January 2008
Flophouse Fixer-Uppers
In this crazy market, multi-unit properties—from charming Annex apartments to Cabbagetown rooming houses—have become the last hot deals By Bert Archer
Image credit: Claudia Hung
Deals on houses have been pretty thin for the past few years, and people have been using all sorts of strategies to beat the market. They’ve bought in unlikely neighbourhoods, hoping to be part of an early wave of gentrification; they’ve done some creative cross-referencing of obits with mls.ca; they’ve even started looking at show homes in the middle of farmers’ fields in Whitby. But the latest advice from canny real estate agents is to consider multi-family dwellings: former apartment complexes and rooming houses that can be converted back into stately single-family homes.
“I’ve been telling my clients to do that for two years,” says Ophira Sutton of Sutton Group. “You’re going to be competing like crazy, so why don’t you take something divided and do it yourself?” Sutton sold three such houses in October alone, all in and around the Annex. Elise Kalles, one of the city’s top agents, says she’s also been selling a lot of them recently.
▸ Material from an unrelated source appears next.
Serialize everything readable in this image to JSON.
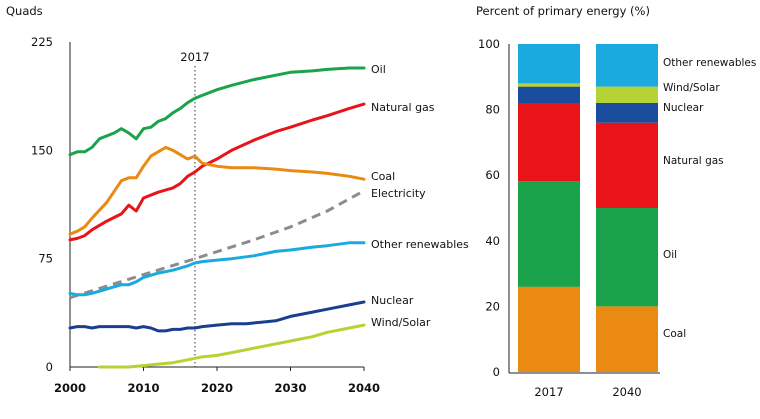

Many formerly opulent homes in expensive downtown neighbourhoods are now multi-unit complexes. Grand houses in Riverdale, the Annex, Hillcrest, and the Dufferin and St. Clair area were converted into apartments and rooming houses during the past four decades, when vacancy rates hit all-time lows. Now those houses are going to buyers who plan to live there, rather than investors. On Markham Street, number 19, split into two apartments, was listed as a possible conversion in November for $699,000. The triplex at 535 Palmerston Boulevard was listed for $899,900. Up in Forest Hill, 355 Walmer is a four-unit apartment on the market for $1.595 million. Buyers who find the million-dollar-plus price tag steep hang onto a tenant or two to help with the mortgage (though if they plan to move in themselves, they’re legally entitled to evict the tenants they inherit).
The same sort of reclamation happened a decade and more ago in Rosedale on now grand streets like Beaumont and Chestnut Park. If the market continues to expand—and it’s showing no signs of going south like it is down south—the Annex of today will be our Rosedale of tomorrow.